Two separate missions to Israel are being supported by the Jim Joseph Foundation. “Tzedek and Tzedaka” will have men and women, in separate programs, spend each morning immersed in Torah study with YU roshei yeshiva and learning about the relationship between Tzedek (justice) and Tzedaka (charity). In the afternoons, they will explore firsthand how those values manifest in real-life situations in education, social welfare, politics, and religion. “Art in Ort,” a new program, will take students to work with teens from low-income neighborhoods in Jerusalem and help them discover their inner artists. Through artistic workshops and creative projects, the teens will have the opportunity to hone their talents in a warm and nurturing environment created by YU students.

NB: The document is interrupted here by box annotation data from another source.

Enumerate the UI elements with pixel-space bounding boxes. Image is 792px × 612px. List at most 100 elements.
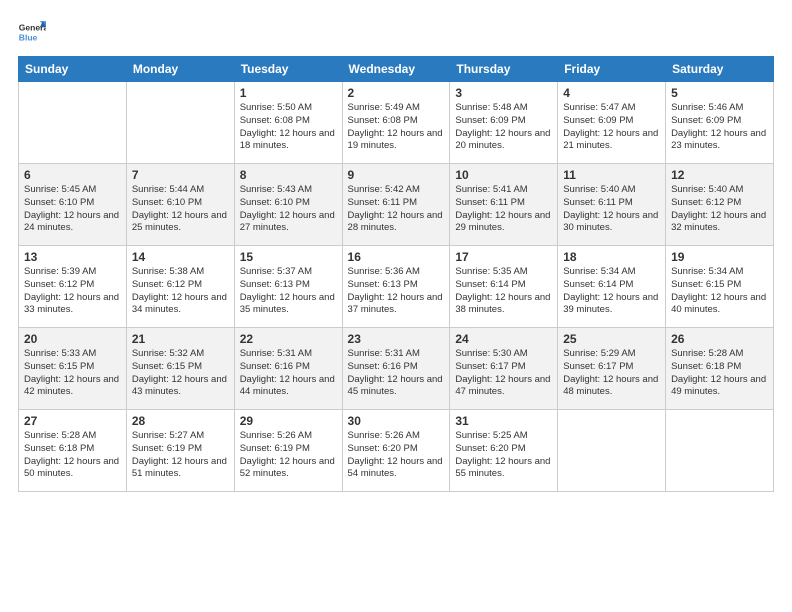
day-info: Sunrise: 5:28 AM Sunset: 6:18 PM Dayligh… (24, 430, 121, 481)
calendar-cell: 2 Sunrise: 5:49 AM Sunset: 6:08 PM Daylig… (342, 82, 450, 164)
day-number: 19 (671, 250, 768, 264)
calendar-cell: 18 Sunrise: 5:34 AM Sunset: 6:14 PM Dayli… (558, 246, 666, 328)
day-number: 23 (348, 332, 445, 346)
calendar-cell: 12 Sunrise: 5:40 AM Sunset: 6:12 PM Dayli… (666, 164, 774, 246)
calendar-row-5: 27 Sunrise: 5:28 AM Sunset: 6:18 PM Dayli… (19, 410, 774, 492)
day-number: 28 (132, 414, 229, 428)
weekday-friday: Friday (558, 57, 666, 82)
calendar-cell: 27 Sunrise: 5:28 AM Sunset: 6:18 PM Dayli… (19, 410, 127, 492)
day-number: 7 (132, 168, 229, 182)
weekday-saturday: Saturday (666, 57, 774, 82)
day-info: Sunrise: 5:26 AM Sunset: 6:20 PM Dayligh… (348, 430, 445, 481)
calendar-cell: 1Sunrise: 5:50 AM Sunset: 6:08 PM Daylig… (234, 82, 342, 164)
calendar-cell (126, 82, 234, 164)
day-number: 2 (348, 86, 445, 100)
calendar-cell: 9Sunrise: 5:42 AM Sunset: 6:11 PM Daylig… (342, 164, 450, 246)
day-number: 12 (671, 168, 768, 182)
day-info: Sunrise: 5:30 AM Sunset: 6:17 PM Dayligh… (455, 348, 552, 399)
calendar-cell: 29 Sunrise: 5:26 AM Sunset: 6:19 PM Dayli… (234, 410, 342, 492)
calendar-cell: 23 Sunrise: 5:31 AM Sunset: 6:16 PM Dayli… (342, 328, 450, 410)
weekday-sunday: Sunday (19, 57, 127, 82)
day-number: 5 (671, 86, 768, 100)
day-info: Sunrise: 5:34 AM Sunset: 6:15 PM Dayligh… (671, 266, 768, 317)
day-number: 24 (455, 332, 552, 346)
day-info: Sunrise: 5:37 AM Sunset: 6:13 PM Dayligh… (240, 266, 337, 317)
calendar-cell: 4 Sunrise: 5:47 AM Sunset: 6:09 PM Daylig… (558, 82, 666, 164)
calendar-cell: 11 Sunrise: 5:40 AM Sunset: 6:11 PM Dayli… (558, 164, 666, 246)
day-number: 22 (240, 332, 337, 346)
calendar-cell: 16 Sunrise: 5:36 AM Sunset: 6:13 PM Dayli… (342, 246, 450, 328)
day-number: 10 (455, 168, 552, 182)
calendar-cell: 28 Sunrise: 5:27 AM Sunset: 6:19 PM Dayli… (126, 410, 234, 492)
day-info: Sunrise: 5:25 AM Sunset: 6:20 PM Dayligh… (455, 430, 552, 481)
day-number: 25 (563, 332, 660, 346)
day-info: Sunrise: 5:45 AM Sunset: 6:10 PM Dayligh… (24, 184, 121, 235)
calendar-row-3: 13 Sunrise: 5:39 AM Sunset: 6:12 PM Dayli… (19, 246, 774, 328)
day-info: Sunrise: 5:44 AM Sunset: 6:10 PM Dayligh… (132, 184, 229, 235)
day-number: 11 (563, 168, 660, 182)
calendar-cell: 5 Sunrise: 5:46 AM Sunset: 6:09 PM Daylig… (666, 82, 774, 164)
day-info: Sunrise: 5:29 AM Sunset: 6:17 PM Dayligh… (563, 348, 660, 399)
day-number: 16 (348, 250, 445, 264)
day-number: 29 (240, 414, 337, 428)
day-number: 21 (132, 332, 229, 346)
day-info: Sunrise: 5:38 AM Sunset: 6:12 PM Dayligh… (132, 266, 229, 317)
calendar-cell: 19 Sunrise: 5:34 AM Sunset: 6:15 PM Dayli… (666, 246, 774, 328)
day-info: Sunrise: 5:49 AM Sunset: 6:08 PM Dayligh… (348, 102, 445, 153)
day-number: 6 (24, 168, 121, 182)
day-info: Sunrise: 5:36 AM Sunset: 6:13 PM Dayligh… (348, 266, 445, 317)
day-info: Sunrise: 5:41 AM Sunset: 6:11 PM Dayligh… (455, 184, 552, 235)
svg-text:Blue: Blue (19, 33, 38, 43)
day-number: 17 (455, 250, 552, 264)
day-info: Sunrise: 5:31 AM Sunset: 6:16 PM Dayligh… (240, 348, 337, 399)
calendar-table: SundayMondayTuesdayWednesdayThursdayFrid… (18, 56, 774, 492)
calendar-cell: 8 Sunrise: 5:43 AM Sunset: 6:10 PM Daylig… (234, 164, 342, 246)
calendar-cell: 15 Sunrise: 5:37 AM Sunset: 6:13 PM Dayli… (234, 246, 342, 328)
day-info: Sunrise: 5:46 AM Sunset: 6:09 PM Dayligh… (671, 102, 768, 153)
day-info: Sunrise: 5:34 AM Sunset: 6:14 PM Dayligh… (563, 266, 660, 317)
calendar-cell: 31Sunrise: 5:25 AM Sunset: 6:20 PM Dayli… (450, 410, 558, 492)
calendar-cell (558, 410, 666, 492)
day-info: Sunrise: 5:47 AM Sunset: 6:09 PM Dayligh… (563, 102, 660, 153)
day-info: Sunrise: 5:42 AM Sunset: 6:11 PM Dayligh… (348, 184, 445, 235)
day-number: 4 (563, 86, 660, 100)
calendar-cell: 26 Sunrise: 5:28 AM Sunset: 6:18 PM Dayli… (666, 328, 774, 410)
weekday-monday: Monday (126, 57, 234, 82)
calendar-cell: 30Sunrise: 5:26 AM Sunset: 6:20 PM Dayli… (342, 410, 450, 492)
day-info: Sunrise: 5:40 AM Sunset: 6:12 PM Dayligh… (671, 184, 768, 235)
day-info: Sunrise: 5:27 AM Sunset: 6:19 PM Dayligh… (132, 430, 229, 481)
day-number: 18 (563, 250, 660, 264)
calendar-cell: 21 Sunrise: 5:32 AM Sunset: 6:15 PM Dayli… (126, 328, 234, 410)
day-info: Sunrise: 5:26 AM Sunset: 6:19 PM Dayligh… (240, 430, 337, 481)
day-info: Sunrise: 5:31 AM Sunset: 6:16 PM Dayligh… (348, 348, 445, 399)
day-number: 27 (24, 414, 121, 428)
logo: General Blue (18, 18, 50, 46)
calendar-row-2: 6 Sunrise: 5:45 AM Sunset: 6:10 PM Daylig… (19, 164, 774, 246)
calendar-row-4: 20 Sunrise: 5:33 AM Sunset: 6:15 PM Dayli… (19, 328, 774, 410)
calendar-cell: 24 Sunrise: 5:30 AM Sunset: 6:17 PM Dayli… (450, 328, 558, 410)
weekday-header-row: SundayMondayTuesdayWednesdayThursdayFrid… (19, 57, 774, 82)
page: General Blue SundayMondayTuesdayWednesda… (0, 0, 792, 612)
day-number: 14 (132, 250, 229, 264)
day-info: Sunrise: 5:39 AM Sunset: 6:12 PM Dayligh… (24, 266, 121, 317)
calendar-cell: 25 Sunrise: 5:29 AM Sunset: 6:17 PM Dayli… (558, 328, 666, 410)
day-info: Sunrise: 5:40 AM Sunset: 6:11 PM Dayligh… (563, 184, 660, 235)
calendar-cell: 20 Sunrise: 5:33 AM Sunset: 6:15 PM Dayli… (19, 328, 127, 410)
calendar-cell: 13 Sunrise: 5:39 AM Sunset: 6:12 PM Dayli… (19, 246, 127, 328)
day-number: 26 (671, 332, 768, 346)
calendar-cell (666, 410, 774, 492)
calendar-cell (19, 82, 127, 164)
weekday-thursday: Thursday (450, 57, 558, 82)
calendar-cell: 22 Sunrise: 5:31 AM Sunset: 6:16 PM Dayli… (234, 328, 342, 410)
day-info: Sunrise: 5:43 AM Sunset: 6:10 PM Dayligh… (240, 184, 337, 235)
calendar-row-1: 1Sunrise: 5:50 AM Sunset: 6:08 PM Daylig… (19, 82, 774, 164)
day-number: 15 (240, 250, 337, 264)
day-number: 20 (24, 332, 121, 346)
day-info: Sunrise: 5:32 AM Sunset: 6:15 PM Dayligh… (132, 348, 229, 399)
day-info: Sunrise: 5:33 AM Sunset: 6:15 PM Dayligh… (24, 348, 121, 399)
day-info: Sunrise: 5:28 AM Sunset: 6:18 PM Dayligh… (671, 348, 768, 399)
day-number: 8 (240, 168, 337, 182)
calendar-cell: 17Sunrise: 5:35 AM Sunset: 6:14 PM Dayli… (450, 246, 558, 328)
day-number: 13 (24, 250, 121, 264)
calendar-cell: 7 Sunrise: 5:44 AM Sunset: 6:10 PM Daylig… (126, 164, 234, 246)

Participants in “Jewish Life Coast to Coast,” which is also being supported by the Jim Joseph Foundation, will travel to San Francisco, Seattle and Vancouver to explore the concept of Jewish community. Students will meet with rabbis, educators and communal and lay leaders, and facilitate educational programs in schools, synagogues, and community centers. Hands-on volunteer projects will also help students gain a better understanding of what it means to contribute to the whole of a community and work to make it a better place, hopefully taking inspiration back to their own hometown communities.

Alumni in the cities visited will have the opportunity to meet YU students who are passionate about changing the world for the better and who serve as great emissaries for your alma mater. Help pitch in with some of the projects on those days:
In San Francisco: from January 13-17
In Seattle: from January 18-19
In Vancouver: from January 20-22

Project Kharkov, in partnership with the Joint Distribution Committee and support from the Eckstein family, will allow participants to gain insight into the welfare and identity struggles facing the Jews of Ukraine and to engage in projects to assist, befriend and inspire local residents.

The CJF has partnered with the American Jewish World Service to offer a humanitarian mission to Nicaragua. A group of YU students will volunteer in Boca de la Montana where they will build a library to promote sustainable development in the district of San Juan del Sur in southwestern Nicaragua. This experience includes opportunities for public speaking, writing, advocacy, and volunteer service. A humanitarian mission to Mexico, also with the American Jewish World Service, will send a group of YU students to assist on a variety of projects including farming and harvesting food in local and home gardens, building pools for aquaculture development, construction work and sustainable agriculture wok in the community nursery.

Finally, a bit closer to home, a delegation of students will be sent to attend the Limmud NY Conference at the Hudson Valley Resort in Kerhonksen, NY, from January 13-16. Limmud is an annual learning festival that spans the different Jewish denominations..

“The CJF winter missions enable students to travel all over the world learning, teaching and volunteering, while gaining exposure to new and exciting people. They explore a range of topics with public intellectuals and study with our roshei yeshiva, university professors and scholars from the regions we travel to,” Rabbi Brander shared. “Throughout these travels, our students engage in the most important journey of self-discovery. Upon their return to campus, we have observed a profound impact on the mission participants as well as the entire YU campus community. Independent research has shown that these missions have a transformative effect on the participants, enabling them to realize their potential as change agents for our Jewish community and society in general.”